Volatility fueled by social media, geopolitical change, and innovation requires more than traditional forecasting methods. How can machine learning help in this case?
In a fast-paced business environment, the evolution of consumer choices poses one challenge for businesses: demand volatility. blaming geopolitical changes; social media influence, fierce competition between companies, and sometimes a global pandemic. Traditional prediction mechanisms do not always provide accurate results based solely on historical data. And what about the different datasets and multiple considerations that directly impact consumer demand dynamics? Thankfully, AI and machine learning (ML) are coming to our rescue and revolutionizing demand forecasting. Masu.
In this article, we step into the realm of machine learning demand forecasting and assess how it goes beyond traditional forecasting techniques to provide deep insights into predicting future purchases for a thriving consumer base.
What exactly is demand forecasting? And what are traditional forecasting techniques?
Demand forecasting is the process of predicting customer needs for future products or services. It helps make inventory adjustments, or inventory decisions, and informed supply to meet consumer needs.
Traditional or statistical forecasting includes methods such as linear regression, simple exponential smoothing, ARIMA, and ARIMAX. Although these methods offer a high level of transparency, they are based only on historical data and are applied in a perfect scheme of situations that are not necessarily prone to disruption. Will we completely abandon traditional methods?

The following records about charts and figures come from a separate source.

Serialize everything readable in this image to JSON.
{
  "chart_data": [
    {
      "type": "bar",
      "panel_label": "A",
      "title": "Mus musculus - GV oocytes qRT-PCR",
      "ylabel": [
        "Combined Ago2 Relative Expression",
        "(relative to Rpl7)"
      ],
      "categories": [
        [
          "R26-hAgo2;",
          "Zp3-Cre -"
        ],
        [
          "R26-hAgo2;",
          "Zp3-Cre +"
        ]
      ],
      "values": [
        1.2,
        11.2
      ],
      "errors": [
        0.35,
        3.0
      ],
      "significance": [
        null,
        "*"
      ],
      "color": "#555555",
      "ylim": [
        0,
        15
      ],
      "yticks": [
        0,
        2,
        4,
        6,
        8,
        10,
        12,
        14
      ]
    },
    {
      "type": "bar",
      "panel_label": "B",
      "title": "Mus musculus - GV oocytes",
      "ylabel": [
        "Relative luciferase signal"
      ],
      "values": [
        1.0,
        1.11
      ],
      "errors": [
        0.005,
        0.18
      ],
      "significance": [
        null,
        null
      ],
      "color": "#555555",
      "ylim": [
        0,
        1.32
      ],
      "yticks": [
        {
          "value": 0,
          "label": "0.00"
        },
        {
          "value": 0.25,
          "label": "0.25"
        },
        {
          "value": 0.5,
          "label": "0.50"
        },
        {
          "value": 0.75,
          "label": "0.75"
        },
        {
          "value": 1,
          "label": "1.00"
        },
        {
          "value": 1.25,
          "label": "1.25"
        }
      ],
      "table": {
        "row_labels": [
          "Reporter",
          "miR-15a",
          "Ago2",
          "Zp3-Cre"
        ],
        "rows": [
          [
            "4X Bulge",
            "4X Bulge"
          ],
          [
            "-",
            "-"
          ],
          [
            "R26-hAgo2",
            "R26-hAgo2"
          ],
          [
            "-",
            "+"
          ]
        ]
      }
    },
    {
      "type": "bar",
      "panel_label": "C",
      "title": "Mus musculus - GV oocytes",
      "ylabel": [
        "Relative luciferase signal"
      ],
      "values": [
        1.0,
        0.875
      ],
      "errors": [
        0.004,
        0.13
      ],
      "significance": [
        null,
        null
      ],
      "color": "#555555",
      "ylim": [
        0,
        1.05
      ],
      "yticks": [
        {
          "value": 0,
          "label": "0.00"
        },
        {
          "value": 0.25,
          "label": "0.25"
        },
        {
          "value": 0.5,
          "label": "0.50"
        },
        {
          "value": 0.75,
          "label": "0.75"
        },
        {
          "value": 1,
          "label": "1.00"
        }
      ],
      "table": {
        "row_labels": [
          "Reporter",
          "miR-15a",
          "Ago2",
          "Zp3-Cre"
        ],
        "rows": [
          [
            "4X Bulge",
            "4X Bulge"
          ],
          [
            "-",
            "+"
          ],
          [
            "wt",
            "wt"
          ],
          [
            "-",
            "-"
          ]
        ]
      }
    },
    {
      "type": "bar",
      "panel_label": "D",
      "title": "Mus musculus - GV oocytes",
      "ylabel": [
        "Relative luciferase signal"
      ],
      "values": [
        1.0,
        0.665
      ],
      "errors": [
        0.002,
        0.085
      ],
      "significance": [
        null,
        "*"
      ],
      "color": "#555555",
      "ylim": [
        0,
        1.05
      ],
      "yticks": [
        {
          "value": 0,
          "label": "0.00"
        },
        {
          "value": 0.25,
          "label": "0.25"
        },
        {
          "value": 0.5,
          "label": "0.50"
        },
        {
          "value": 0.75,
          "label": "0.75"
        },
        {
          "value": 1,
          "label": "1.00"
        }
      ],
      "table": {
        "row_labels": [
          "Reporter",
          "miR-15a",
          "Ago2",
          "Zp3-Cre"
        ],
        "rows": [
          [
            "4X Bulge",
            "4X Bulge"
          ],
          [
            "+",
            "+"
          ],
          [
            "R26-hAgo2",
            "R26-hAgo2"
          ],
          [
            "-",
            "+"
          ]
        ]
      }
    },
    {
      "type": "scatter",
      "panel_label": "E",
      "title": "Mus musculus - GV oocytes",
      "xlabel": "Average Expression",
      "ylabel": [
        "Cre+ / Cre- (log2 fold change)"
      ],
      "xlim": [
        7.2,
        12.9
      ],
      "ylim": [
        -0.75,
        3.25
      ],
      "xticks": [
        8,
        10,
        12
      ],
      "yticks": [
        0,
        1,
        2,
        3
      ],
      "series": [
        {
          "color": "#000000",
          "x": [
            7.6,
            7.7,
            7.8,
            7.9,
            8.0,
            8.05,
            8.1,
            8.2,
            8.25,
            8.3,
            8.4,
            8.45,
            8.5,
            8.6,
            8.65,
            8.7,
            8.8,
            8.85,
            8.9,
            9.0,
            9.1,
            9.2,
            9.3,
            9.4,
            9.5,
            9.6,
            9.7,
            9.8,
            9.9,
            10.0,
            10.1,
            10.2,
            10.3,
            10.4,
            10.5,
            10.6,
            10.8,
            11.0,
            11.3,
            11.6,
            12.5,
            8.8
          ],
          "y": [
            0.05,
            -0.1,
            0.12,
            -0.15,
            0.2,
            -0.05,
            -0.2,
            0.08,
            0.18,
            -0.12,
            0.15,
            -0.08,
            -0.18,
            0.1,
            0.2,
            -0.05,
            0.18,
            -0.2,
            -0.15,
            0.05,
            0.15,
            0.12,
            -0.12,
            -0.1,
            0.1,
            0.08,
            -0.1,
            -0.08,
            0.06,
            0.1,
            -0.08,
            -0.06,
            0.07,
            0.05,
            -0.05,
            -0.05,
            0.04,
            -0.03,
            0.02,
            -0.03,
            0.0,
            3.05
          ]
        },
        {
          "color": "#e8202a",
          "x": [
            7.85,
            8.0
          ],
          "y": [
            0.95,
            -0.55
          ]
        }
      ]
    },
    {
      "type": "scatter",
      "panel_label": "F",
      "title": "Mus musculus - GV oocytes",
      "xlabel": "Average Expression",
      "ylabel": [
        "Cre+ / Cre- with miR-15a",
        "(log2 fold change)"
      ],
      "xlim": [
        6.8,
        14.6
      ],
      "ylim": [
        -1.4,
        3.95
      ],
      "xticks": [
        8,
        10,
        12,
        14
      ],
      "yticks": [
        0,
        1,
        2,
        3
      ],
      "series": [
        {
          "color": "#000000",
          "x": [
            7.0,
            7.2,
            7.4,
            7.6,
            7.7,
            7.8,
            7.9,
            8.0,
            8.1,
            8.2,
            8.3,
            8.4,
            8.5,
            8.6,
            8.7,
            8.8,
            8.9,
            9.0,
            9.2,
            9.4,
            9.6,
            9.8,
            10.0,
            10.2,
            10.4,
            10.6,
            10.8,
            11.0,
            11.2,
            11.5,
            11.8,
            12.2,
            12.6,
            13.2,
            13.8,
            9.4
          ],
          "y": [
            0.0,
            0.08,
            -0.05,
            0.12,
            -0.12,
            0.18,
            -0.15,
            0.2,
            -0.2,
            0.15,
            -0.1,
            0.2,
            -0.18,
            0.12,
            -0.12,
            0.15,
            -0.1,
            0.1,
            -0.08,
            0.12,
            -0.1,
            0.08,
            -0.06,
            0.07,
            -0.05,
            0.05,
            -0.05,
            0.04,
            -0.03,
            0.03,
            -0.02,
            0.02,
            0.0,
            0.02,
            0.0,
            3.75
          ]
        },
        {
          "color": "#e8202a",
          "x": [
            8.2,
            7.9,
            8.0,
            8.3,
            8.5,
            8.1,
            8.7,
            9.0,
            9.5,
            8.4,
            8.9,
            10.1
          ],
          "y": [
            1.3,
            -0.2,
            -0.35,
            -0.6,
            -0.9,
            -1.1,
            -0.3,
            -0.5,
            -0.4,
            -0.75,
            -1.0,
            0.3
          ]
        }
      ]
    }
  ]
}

After revealing the capabilities of machine learning in prediction, we will analyze this later in this article.
How will machine learning revolutionize demand forecasting?
Machine learning, on the other hand, operates on multiple data sources containing many variables that influence consumer demand. This not only relies on historical purchase behavior data collected over the past two years, for example, but also takes into account current factors to drive advanced predictive analytics.
Machine learning models are built on data-driven predictions that take into account internal and external factors that influence the demand for products and services. Data sources used by machine learning include marketing polls, macroeconomic indicators, weather forecasts, local events, social media influence, competitor activity, historical data, and more. These data sources can safely be categorized as structured data such as past purchase orders, customer's POS information, inventory, sales transactions, and unstructured data such as social media. marketing campaignreviews and more.
ML predictive models use complex mathematical algorithms to understand complex relationships within datasets while adapting to unstable conditions. Common ML predictive models include artificial neural networks, classification and regression trees (CART), generalized regression neural networks, and Gaussian processes.
Traditional predictive models primarily use linear regression techniques, while machine learning models use a combination of linear and nonlinear techniques to arrive at predictions. The result is a high level of prediction accuracy and a minimal loss function. Error metrics such as mean absolute percent error, root mean square error, and weighted root mean square error are observed to be significantly smaller for ML models than for statistical models.
That said, ML is ideal for predictive analytics and short-to-medium-term forecasting with volatile demand patterns when launching new products and services and dynamic business environments.For example, major dairy brands Granarolo achieved prediction accuracy of 85-95% by integrating machine learning with existing systems.
How to maximize the benefits of ML in demand forecasting?
To take full advantage of ML's capabilities, companies should choose one that is compatible with their existing ERP or inventory management system to ensure smooth operations. Solutions can only provide accurate results by leveraging large, high-quality datasets, so businesses need to know the data sources from which their solutions obtain information. Organizations should implement extensive training programs to ensure that their staff can use ML solutions seamlessly. Companies can also choose to purchase his ERP or WMS with built-in models or build custom models that require sufficient investment. Finally, the ML solution should be thoroughly tested to ensure that the level of accuracy of the predictions is acceptable. Otherwise, incorrect predictions from ML models will prevent brands from having the right inventory to meet consumer needs.
How are traditional predictive models still valid?
Although ML models provide a holistic approach to prediction, traditional predictive models cannot be completely abandoned. Statistical predictive models provide high transparency and are ideal for medium- to long-term planning. They are well-suited for products and services that can weather the storm of demand fluctuations and never run out of options.
conclusion
Statistical forecasting methods have been around for a long time, but the growing demand for models that predict masked market trends and avoid volatility has led to ML-driven demand forecasting. As with any complex AI-based model with high computational power, machine learning has requirements to run optimally, including smooth integration with existing systems, investment, and training resources. When integrated and leveraged successfully, it enables companies to accurately forecast and drive operational efficiencies and cost savings across the supply chain. Combining the services of ML with human intervention can support strategic decision-making for increased growth and profitability.